This is an exciting new technology! It is a way to protect transplanted islet cells so that the body can't attack them. Check out the video on how they are made. Question is how long it will take to prove it really works and make it available to the general public?
Here is a excerpt from the article talking about Diabetes use.
On our home planet, the NASA Biocapsule's primary target is diabetes—specifically, patients who need insulin. Says Dr. Loftus:
The capsule would contain pancreatic islet cells (from animals) or would contain engineered cells designed to behave like pancreatic islet cells, with both glucose-sensing and insulin secretion function. Patients with low-insulin requirement might benefit from implantation of a single capsule (containing perhaps a million to 10 million cells); patients with higher insulin requirement might require implantation of more than one capsule.
In other words, diabetes patients might never need to give themselves another shot. They wouldn't have to worry about remembering to bring medicine everywhere, and they might even be free of having to constantly monitor their blood-sugar levels. Plus, many diabetes patients lapse into comas or die during sleep because that's eight hours every day when they can't monitor their levels. The NASA Biocapsules would work automatically, regardless of whether you're awake or not. As of 2010 there were an estimated 285 million people living with diabetes, so saying that this invention could potentially save millions of lives is not an exaggeration.
Wow, I hope they are successful with that, but I am concerned about the line where it says, "many diabetes patients lapse into comas or die during sleep because that's eight hours every day where they can't monitor their levels". Is that really accurate information? For some reason that line doesn't set well with me and I'm not sure why. It doesn't sound accurate, and if it is, it's frightening. I've known a lot of people besides myself who have diabetes over the years and I have never heard of this happening to anyone, nor has it been a fear expressed by anyone. I'm just concerned that it adds to the mountains of mis-information out there about the disease and further adds to the stigma.
I believe they are referring to diabetics using standard insulin shots. This technology would allow you live the life of someone without diabetes because it would replace the islet cells that non-diabetics have to control glucose levels.
Thanks for the post. There are a lot of things that "could" cure diabetes. Unfortunately we need something that "will" cure diabetes.
the JDRF argued that 1 of 20 type 1 diabetics will die in their sleep. In my opinion the JDRF used an unjustified scare tactics here. Of course it does happen without doubt but 1 of 20 (or 5 percent)? Have we seen that many dead TuDiabetes members over the years? No, I doubt it. The campaign does harm our interests but the JDRF seems to use any information that will boost their artificial pancreas project. That this will hurt diabetics on the job market seems none of their business which is very sad. Here you will find some questionable arguments for this campaign.
I have to agree with you Cinderfella. While you can't quantify how many is "many", it does raise my flags of suspicion. I'll allow it, though, since it was written by Gizmodo and not the actual organization trying to promote their research.
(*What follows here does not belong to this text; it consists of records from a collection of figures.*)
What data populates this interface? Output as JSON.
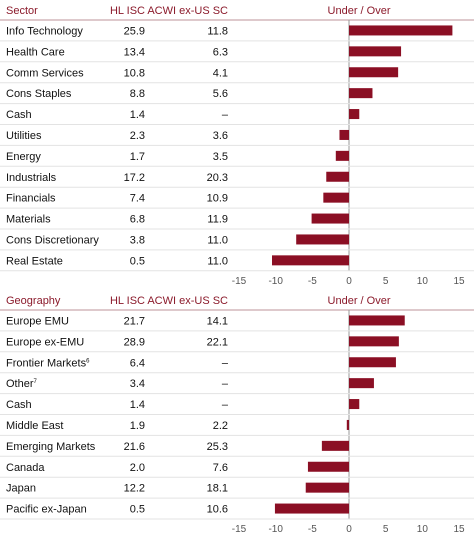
{
  "colors": {
    "accent": "#8b1a2b",
    "bar": "#8b0f24",
    "rule": "#c9a9ae",
    "row_divider": "#e3e3e3",
    "text": "#111111",
    "tick_text": "#555555",
    "zero_line": "#999999"
  },
  "chart_data": [
    {
      "type": "bar",
      "orientation": "horizontal",
      "headers": {
        "label": "Sector",
        "hl": "HL ISC",
        "acwi": "ACWI ex-US SC",
        "diff": "Under / Over"
      },
      "rows": [
        {
          "label": "Info Technology",
          "hl": "25.9",
          "acwi": "11.8",
          "diff": 14.1
        },
        {
          "label": "Health Care",
          "hl": "13.4",
          "acwi": "6.3",
          "diff": 7.1
        },
        {
          "label": "Comm Services",
          "hl": "10.8",
          "acwi": "4.1",
          "diff": 6.7
        },
        {
          "label": "Cons Staples",
          "hl": "8.8",
          "acwi": "5.6",
          "diff": 3.2
        },
        {
          "label": "Cash",
          "hl": "1.4",
          "acwi": "–",
          "diff": 1.4
        },
        {
          "label": "Utilities",
          "hl": "2.3",
          "acwi": "3.6",
          "diff": -1.3
        },
        {
          "label": "Energy",
          "hl": "1.7",
          "acwi": "3.5",
          "diff": -1.8
        },
        {
          "label": "Industrials",
          "hl": "17.2",
          "acwi": "20.3",
          "diff": -3.1
        },
        {
          "label": "Financials",
          "hl": "7.4",
          "acwi": "10.9",
          "diff": -3.5
        },
        {
          "label": "Materials",
          "hl": "6.8",
          "acwi": "11.9",
          "diff": -5.1
        },
        {
          "label": "Cons Discretionary",
          "hl": "3.8",
          "acwi": "11.0",
          "diff": -7.2
        },
        {
          "label": "Real Estate",
          "hl": "0.5",
          "acwi": "11.0",
          "diff": -10.5
        }
      ],
      "xlim": [
        -15,
        15
      ],
      "xticks": [
        -15,
        -10,
        -5,
        0,
        5,
        10,
        15
      ]
    },
    {
      "type": "bar",
      "orientation": "horizontal",
      "headers": {
        "label": "Geography",
        "hl": "HL ISC",
        "acwi": "ACWI ex-US SC",
        "diff": "Under / Over"
      },
      "rows": [
        {
          "label": "Europe EMU",
          "hl": "21.7",
          "acwi": "14.1",
          "diff": 7.6
        },
        {
          "label": "Europe ex-EMU",
          "hl": "28.9",
          "acwi": "22.1",
          "diff": 6.8
        },
        {
          "label": "Frontier Markets",
          "sup": "6",
          "hl": "6.4",
          "acwi": "–",
          "diff": 6.4
        },
        {
          "label": "Other",
          "sup": "7",
          "hl": "3.4",
          "acwi": "–",
          "diff": 3.4
        },
        {
          "label": "Cash",
          "hl": "1.4",
          "acwi": "–",
          "diff": 1.4
        },
        {
          "label": "Middle East",
          "hl": "1.9",
          "acwi": "2.2",
          "diff": -0.3
        },
        {
          "label": "Emerging Markets",
          "hl": "21.6",
          "acwi": "25.3",
          "diff": -3.7
        },
        {
          "label": "Canada",
          "hl": "2.0",
          "acwi": "7.6",
          "diff": -5.6
        },
        {
          "label": "Japan",
          "hl": "12.2",
          "acwi": "18.1",
          "diff": -5.9
        },
        {
          "label": "Pacific ex-Japan",
          "hl": "0.5",
          "acwi": "10.6",
          "diff": -10.1
        }
      ],
      "xlim": [
        -15,
        15
      ],
      "xticks": [
        -15,
        -10,
        -5,
        0,
        5,
        10,
        15
      ]
    }
  ]
}
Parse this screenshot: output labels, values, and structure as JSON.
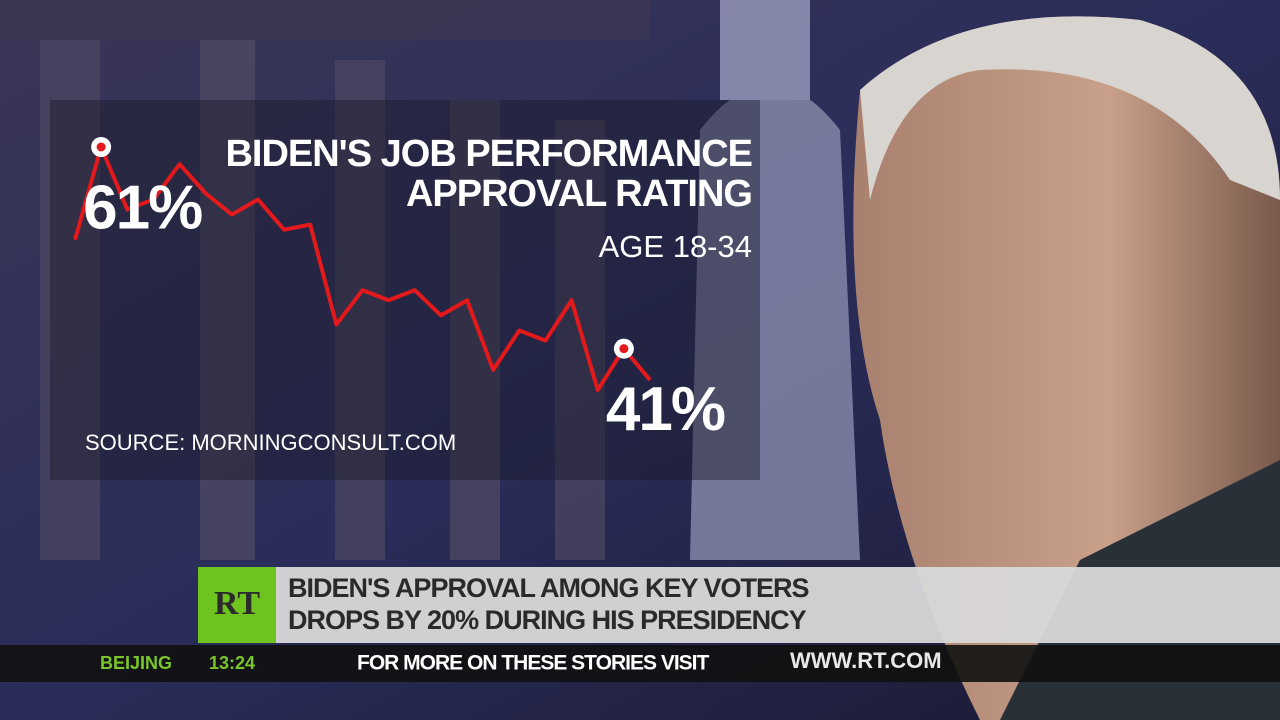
{
  "chart_data": {
    "type": "line",
    "title": [
      "BIDEN'S JOB PERFORMANCE",
      "APPROVAL RATING"
    ],
    "subtitle": "AGE 18-34",
    "source": "SOURCE: MORNINGCONSULT.COM",
    "color": "#e3191c",
    "values": [
      51.8,
      61,
      54.8,
      55.8,
      59.3,
      56.4,
      54.3,
      55.8,
      52.8,
      53.3,
      43.4,
      46.8,
      45.8,
      46.8,
      44.3,
      45.8,
      38.9,
      42.8,
      41.8,
      45.8,
      36.9,
      41,
      37.9
    ],
    "value_labels": [
      null,
      "61%",
      null,
      null,
      null,
      null,
      null,
      null,
      null,
      null,
      null,
      null,
      null,
      null,
      null,
      null,
      null,
      null,
      null,
      null,
      null,
      "41%",
      null
    ]
  },
  "lower_third": {
    "logo": "RT",
    "headline": [
      "BIDEN'S APPROVAL AMONG KEY VOTERS",
      "DROPS BY 20% DURING HIS PRESIDENCY"
    ]
  },
  "ticker": {
    "city": "BEIJING",
    "time": "13:24",
    "message": "FOR MORE ON THESE STORIES VISIT",
    "url": "WWW.RT.COM"
  }
}
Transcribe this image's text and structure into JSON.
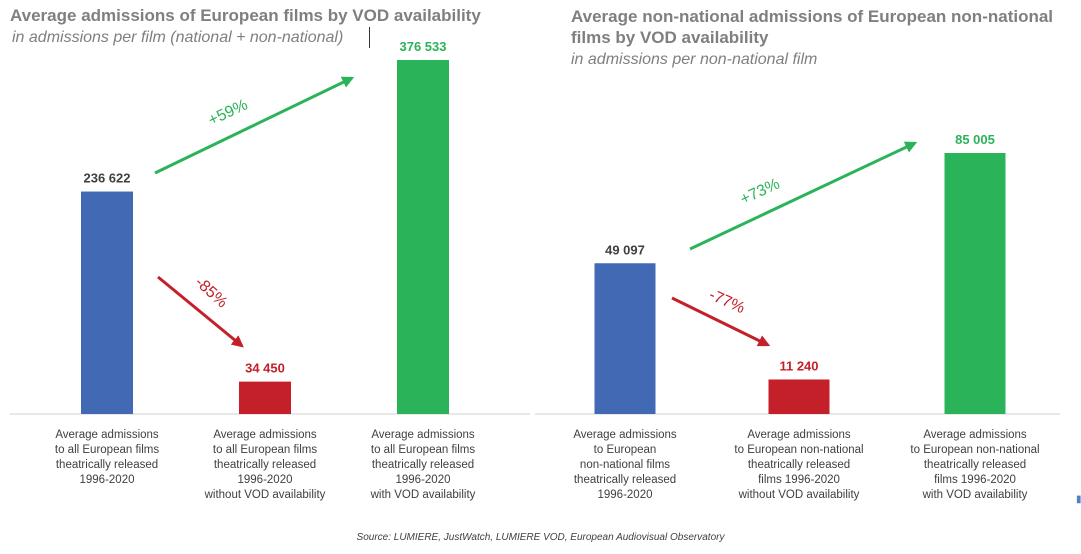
{
  "colors": {
    "blue": "#4169b4",
    "red": "#c4202a",
    "green": "#2bb35a",
    "axis": "#d0d0d0"
  },
  "chart_data": [
    {
      "type": "bar",
      "title": "Average admissions of European films by VOD availability",
      "subtitle": "in admissions per film (national + non-national)",
      "categories": [
        "Average admissions\nto all European films\ntheatrically released\n1996-2020",
        "Average admissions\nto all European films\ntheatrically released\n1996-2020\nwithout VOD availability",
        "Average admissions\nto all European films\ntheatrically released\n1996-2020\nwith VOD availability"
      ],
      "values": [
        236622,
        34450,
        376533
      ],
      "value_labels": [
        "236 622",
        "34 450",
        "376 533"
      ],
      "annotations": [
        {
          "text": "+59%",
          "from": 0,
          "to": 2,
          "color": "green"
        },
        {
          "text": "-85%",
          "from": 0,
          "to": 1,
          "color": "red"
        }
      ],
      "ylim": [
        0,
        376533
      ]
    },
    {
      "type": "bar",
      "title": "Average non-national admissions of European non-national films by VOD availability",
      "subtitle": "in admissions per non-national film",
      "categories": [
        "Average admissions\nto European\nnon-national films\ntheatrically released\n1996-2020",
        "Average admissions\nto European non-national\ntheatrically released\nfilms 1996-2020\nwithout VOD availability",
        "Average admissions\nto European non-national\ntheatrically released\nfilms 1996-2020\nwith VOD availability"
      ],
      "values": [
        49097,
        11240,
        85005
      ],
      "value_labels": [
        "49 097",
        "11 240",
        "85 005"
      ],
      "annotations": [
        {
          "text": "+73%",
          "from": 0,
          "to": 2,
          "color": "green"
        },
        {
          "text": "-77%",
          "from": 0,
          "to": 1,
          "color": "red"
        }
      ],
      "ylim": [
        0,
        85005
      ]
    }
  ],
  "source": "Source: LUMIERE, JustWatch, LUMIERE VOD, European Audiovisual Observatory"
}
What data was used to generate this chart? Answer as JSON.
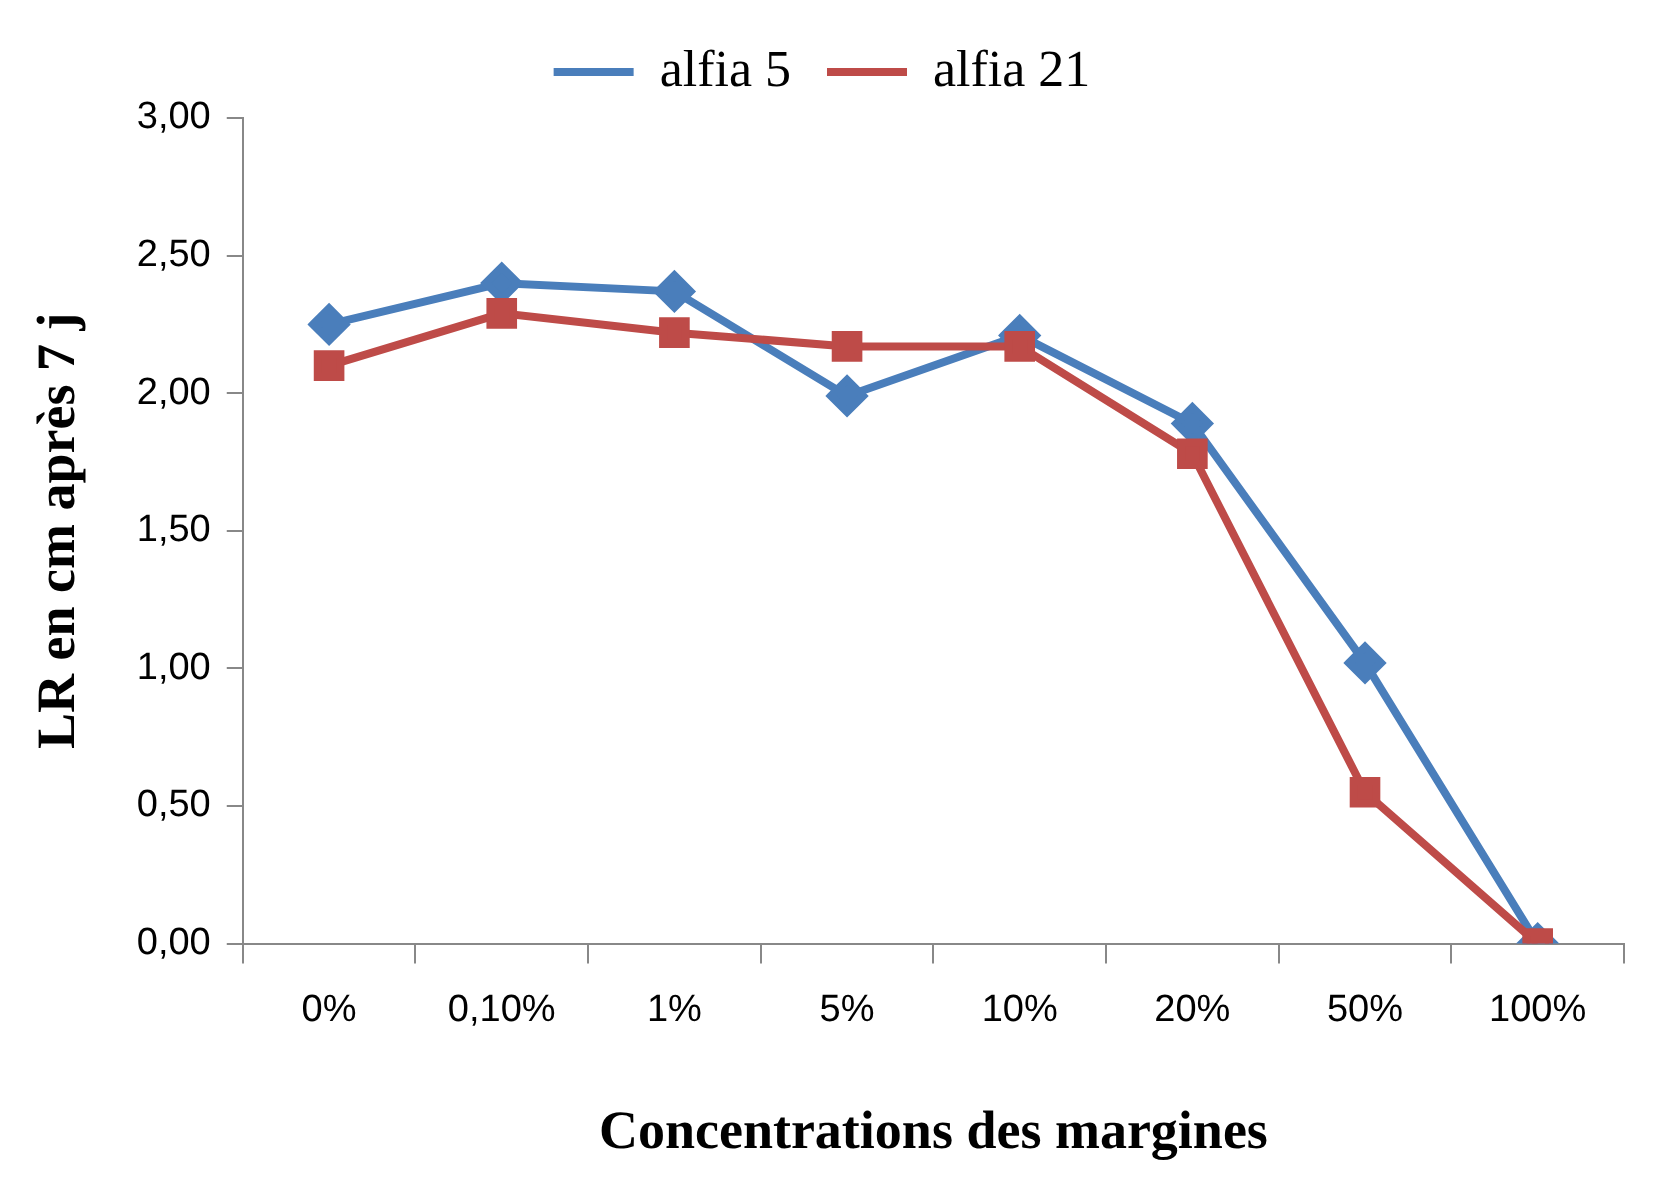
{
  "chart_data": {
    "type": "line",
    "xlabel": "Concentrations des margines",
    "ylabel": "LR en cm après 7 j",
    "categories": [
      "0%",
      "0,10%",
      "1%",
      "5%",
      "10%",
      "20%",
      "50%",
      "100%"
    ],
    "series": [
      {
        "name": "alfia 5",
        "color": "#4a7ebb",
        "marker": "diamond",
        "values": [
          2.25,
          2.4,
          2.37,
          1.99,
          2.21,
          1.89,
          1.02,
          0
        ]
      },
      {
        "name": "alfia 21",
        "color": "#be4b48",
        "marker": "square",
        "values": [
          2.1,
          2.29,
          2.22,
          2.17,
          2.17,
          1.78,
          0.55,
          0
        ]
      }
    ],
    "ylim": [
      0,
      3
    ],
    "yticks": [
      {
        "value": 0,
        "label": "0,00"
      },
      {
        "value": 0.5,
        "label": "0,50"
      },
      {
        "value": 1,
        "label": "1,00"
      },
      {
        "value": 1.5,
        "label": "1,50"
      },
      {
        "value": 2,
        "label": "2,00"
      },
      {
        "value": 2.5,
        "label": "2,50"
      },
      {
        "value": 3,
        "label": "3,00"
      }
    ],
    "grid": false,
    "legend": "top",
    "line_style": "solid"
  }
}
It does happen at times, but I would consider the way it's written to be sensationalistic and irresponsible journalism.
Any, by the way, in over 30 years with T1, I haven't died or slipped into a coma yet - as far as I can tell. Then again, in the few occasions where I get eight consecutive hours of sleep, I consider myself lucky.
Just passed the 26 year mark myself, and so far no episodes of lost consciousness or coma either. I am very lucky that I seem to have lots of early warning signs if I start to go either too high or too low. And, I seem to get more sensitive rather than less sensitive as the years go by. I hope things continue on this way.
Keep hoping that is the case forever.......
Not fun to be feeling fine with a random blood glucose of 34 mg/dl. Thank goodness I test a lot! Although dead in bed syndrome is not something I used to worry about a whole lot you can bet it is amongst my concerns now. I have absolutely no hope of feeling it sleeping if I don't have a single symptom when I am awake :-(
Encapsulation is not as elegant a solution as stopping the autoimmune attack directly but I'll take it!
You may think this is crazy but I'd almost bet my life savings if all these research groups got together and combined some of their therapies together I believe we'd have a cure of some sort. Like real soon.
This is such an interesting and hopeful post - I would totally opt for one-time implantation over multiple/daily shots! :)
Gary - I think there would be a lot of things cured if there was not so much money in keeping all of these things on the cusp, so keep your savings where it is!
To me this is the most promising "cure" that I've seen so far. This technology could solve the body's rejection of transplanted islet cells (which could be from animals, like cows or pigs). It could also be used to save one's own islet cells, assuming the body hasn't destroyed all the cells from an autoimmune response, which caused most of us to have type 1 diabetes in the first place. Sign me up for the trials as what do I have to risk, as I assume the purpose of this technology is to avoid having to take those dangerous anti-rejection drugs?